Vicolo Pisacane, uno dei più frequentati accessi dal Centro città al borgo storico, già oggetto, poco tempo fa, di una laboriosa e costosa "riqualificazione", è sbarrato ormai da settimane, a causa di un edificio privato pericolante, per il quale il Comune si dimostra per l'ennesima volta incapace di prendere decisioni: come già per l'infelice impalcatura alla fine di Via Roma (acquistata per un prezzo del tutto spropositato e del tutto inutile a garantire l'incolumità di chi ci passa sotto), l'attuale recinzione rinvia ad un futuro indeterminato qualsiasi soluzione e si limita cancellare percorsi ed attività che vi insistevano, lasciando che i privati mantengano una piena proprietà di cui, pur avendo i mezzi per farlo, non curano la sicurezza.
Nella parte alta di Via XX Settembre, invece, all'interno della “Porta Reale”, che delimita la parte più antica del Centro Storico, si sono rasi al suolo edifici antichi, distrutti dai bombardamenti anglo-americani del 1943, coprendo poi con una spaventosa colata di cemento grezzo uno spazio vuoto, ora adibito a parcheggio, da cui vanamente spuntano i resti di un'arcata ancora più antica, di cui mai sapremo epoca e funzione, ma che si è stati costretti a lasciare là, probabilmente per il veto di una Soprintendenza distratta, a cui però dev'essere parso eccessivo e pericoloso concedere anche quell'abbattimento.
Su questo deserto, dicevamo all'inizio, si sono animati episodici eventi estivi (alcuni ormai stancamente consueti), in cui protagonisti appaiono sempre più gli organizzatori e sempre meno l'anima e la memoria di un paese, che assiste e partecipa distratto (“perché no, meglio che niente”), o gruppi di turisti più confusi che convinti, che attraversano un deserto di pietre muto e sconosciuto, di cui pure colgono qua e là il fascino non ancora scomparso, ma che non hanno gli strumenti per decifrare e comprendere.

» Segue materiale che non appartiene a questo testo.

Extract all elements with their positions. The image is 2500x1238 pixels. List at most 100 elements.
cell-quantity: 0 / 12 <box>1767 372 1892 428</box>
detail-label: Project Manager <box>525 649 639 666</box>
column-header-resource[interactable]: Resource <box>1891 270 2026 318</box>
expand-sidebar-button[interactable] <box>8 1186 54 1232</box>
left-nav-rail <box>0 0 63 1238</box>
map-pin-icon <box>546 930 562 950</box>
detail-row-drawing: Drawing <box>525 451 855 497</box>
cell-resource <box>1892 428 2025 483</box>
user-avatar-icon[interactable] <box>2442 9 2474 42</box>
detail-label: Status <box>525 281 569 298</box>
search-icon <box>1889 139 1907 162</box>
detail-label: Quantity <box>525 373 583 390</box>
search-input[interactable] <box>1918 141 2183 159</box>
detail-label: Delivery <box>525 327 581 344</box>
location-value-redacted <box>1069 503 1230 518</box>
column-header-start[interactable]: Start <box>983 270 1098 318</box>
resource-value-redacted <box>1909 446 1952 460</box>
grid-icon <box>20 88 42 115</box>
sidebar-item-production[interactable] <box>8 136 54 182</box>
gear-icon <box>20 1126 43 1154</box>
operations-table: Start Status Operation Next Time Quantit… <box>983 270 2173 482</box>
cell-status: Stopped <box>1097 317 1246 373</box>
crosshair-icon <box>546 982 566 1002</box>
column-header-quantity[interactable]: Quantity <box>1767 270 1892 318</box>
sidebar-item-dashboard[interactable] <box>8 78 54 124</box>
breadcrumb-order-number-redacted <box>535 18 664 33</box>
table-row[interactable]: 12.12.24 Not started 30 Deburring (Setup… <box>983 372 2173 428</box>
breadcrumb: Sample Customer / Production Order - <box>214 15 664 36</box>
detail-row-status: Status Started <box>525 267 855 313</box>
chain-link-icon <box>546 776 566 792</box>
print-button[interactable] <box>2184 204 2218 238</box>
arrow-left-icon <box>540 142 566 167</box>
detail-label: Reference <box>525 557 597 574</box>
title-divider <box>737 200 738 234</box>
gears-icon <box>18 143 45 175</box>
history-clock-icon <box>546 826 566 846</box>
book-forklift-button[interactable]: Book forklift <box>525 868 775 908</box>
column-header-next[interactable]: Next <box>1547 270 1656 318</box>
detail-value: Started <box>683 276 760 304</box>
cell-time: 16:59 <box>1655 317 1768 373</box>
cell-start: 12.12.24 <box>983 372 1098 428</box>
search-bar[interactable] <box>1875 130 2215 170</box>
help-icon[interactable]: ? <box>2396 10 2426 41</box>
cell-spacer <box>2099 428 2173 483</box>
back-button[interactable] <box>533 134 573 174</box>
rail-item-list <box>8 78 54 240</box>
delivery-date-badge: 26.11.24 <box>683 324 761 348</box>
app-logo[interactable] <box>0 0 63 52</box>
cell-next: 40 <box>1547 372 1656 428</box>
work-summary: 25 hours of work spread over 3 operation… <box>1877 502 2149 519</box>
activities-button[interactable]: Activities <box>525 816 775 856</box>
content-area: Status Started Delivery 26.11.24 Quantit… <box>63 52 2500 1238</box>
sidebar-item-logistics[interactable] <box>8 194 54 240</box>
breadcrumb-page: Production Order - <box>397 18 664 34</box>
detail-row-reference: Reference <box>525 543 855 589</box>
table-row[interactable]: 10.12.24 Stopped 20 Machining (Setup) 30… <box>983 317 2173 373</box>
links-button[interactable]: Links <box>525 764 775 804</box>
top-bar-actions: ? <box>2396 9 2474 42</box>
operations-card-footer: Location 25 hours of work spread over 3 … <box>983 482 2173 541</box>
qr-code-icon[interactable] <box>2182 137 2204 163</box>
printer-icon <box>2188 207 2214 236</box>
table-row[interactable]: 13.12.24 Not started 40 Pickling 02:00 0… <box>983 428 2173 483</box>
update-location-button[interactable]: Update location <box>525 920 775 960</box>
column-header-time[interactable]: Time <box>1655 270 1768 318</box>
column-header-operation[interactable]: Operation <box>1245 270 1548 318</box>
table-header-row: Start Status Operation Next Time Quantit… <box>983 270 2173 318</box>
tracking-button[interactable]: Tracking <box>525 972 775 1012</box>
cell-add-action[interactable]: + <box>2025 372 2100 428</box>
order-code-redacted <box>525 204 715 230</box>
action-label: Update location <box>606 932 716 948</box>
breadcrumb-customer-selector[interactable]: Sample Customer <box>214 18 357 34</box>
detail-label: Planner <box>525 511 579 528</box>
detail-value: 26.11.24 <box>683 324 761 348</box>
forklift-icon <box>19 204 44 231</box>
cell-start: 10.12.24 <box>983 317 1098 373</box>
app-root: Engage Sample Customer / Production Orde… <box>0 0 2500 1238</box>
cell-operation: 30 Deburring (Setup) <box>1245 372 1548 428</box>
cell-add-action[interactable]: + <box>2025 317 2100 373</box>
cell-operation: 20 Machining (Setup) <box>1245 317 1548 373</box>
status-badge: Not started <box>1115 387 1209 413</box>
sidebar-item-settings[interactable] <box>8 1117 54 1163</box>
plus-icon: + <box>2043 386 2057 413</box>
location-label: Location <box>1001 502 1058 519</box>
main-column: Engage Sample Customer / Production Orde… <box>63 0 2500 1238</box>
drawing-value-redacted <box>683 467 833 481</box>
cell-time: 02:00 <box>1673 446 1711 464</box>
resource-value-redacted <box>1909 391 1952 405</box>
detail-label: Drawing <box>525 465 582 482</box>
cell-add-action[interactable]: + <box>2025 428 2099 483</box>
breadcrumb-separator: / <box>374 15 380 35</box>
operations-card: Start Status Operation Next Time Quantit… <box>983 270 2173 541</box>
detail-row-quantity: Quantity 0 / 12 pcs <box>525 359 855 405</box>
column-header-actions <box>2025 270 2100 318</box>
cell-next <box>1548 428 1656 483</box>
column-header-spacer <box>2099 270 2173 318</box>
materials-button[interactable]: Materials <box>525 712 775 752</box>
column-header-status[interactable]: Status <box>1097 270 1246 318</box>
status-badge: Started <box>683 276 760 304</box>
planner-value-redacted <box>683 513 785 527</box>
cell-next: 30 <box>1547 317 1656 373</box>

La soluzione starebbe nel recupero di una memoria collettiva, inquadrata però in un rigoroso esame della realtà storico-sociale, ed animata da pratiche periodiche e continue, capaci di ricostruire un tessuto economico ed un vissuto quotidiano.
Ma ciò comporterebbe fatica e pazienza, rigore e passione. Meglio una serata alla buona, copiata con facilità da modelli stereotipati o televisivi e condita con un po' di musica, cibo e bevande ed al più comunicazioni succinte, ritenute più adatte alle capacità mentali dei vacanzieri.
Ed allora diciamo senza finzioni addio al nostro Centro Storico e sostituiamolo pure con ricostruzioni fasulle, buone ad intrattenere emigrati pattesi, di ritorno per qualche giorno al paesello natìo, abbattendo senza rimpianti un tessuto urbano di cui si è incapaci di comprendere bellezza e significato, per far posto alle vetture private degli impiegati comunali e di chi abita un luogo antico in modo sempre più alienato, ritenendolo solo scomodo e vecchio. Eh si! Addio per sempre, Centro Storico!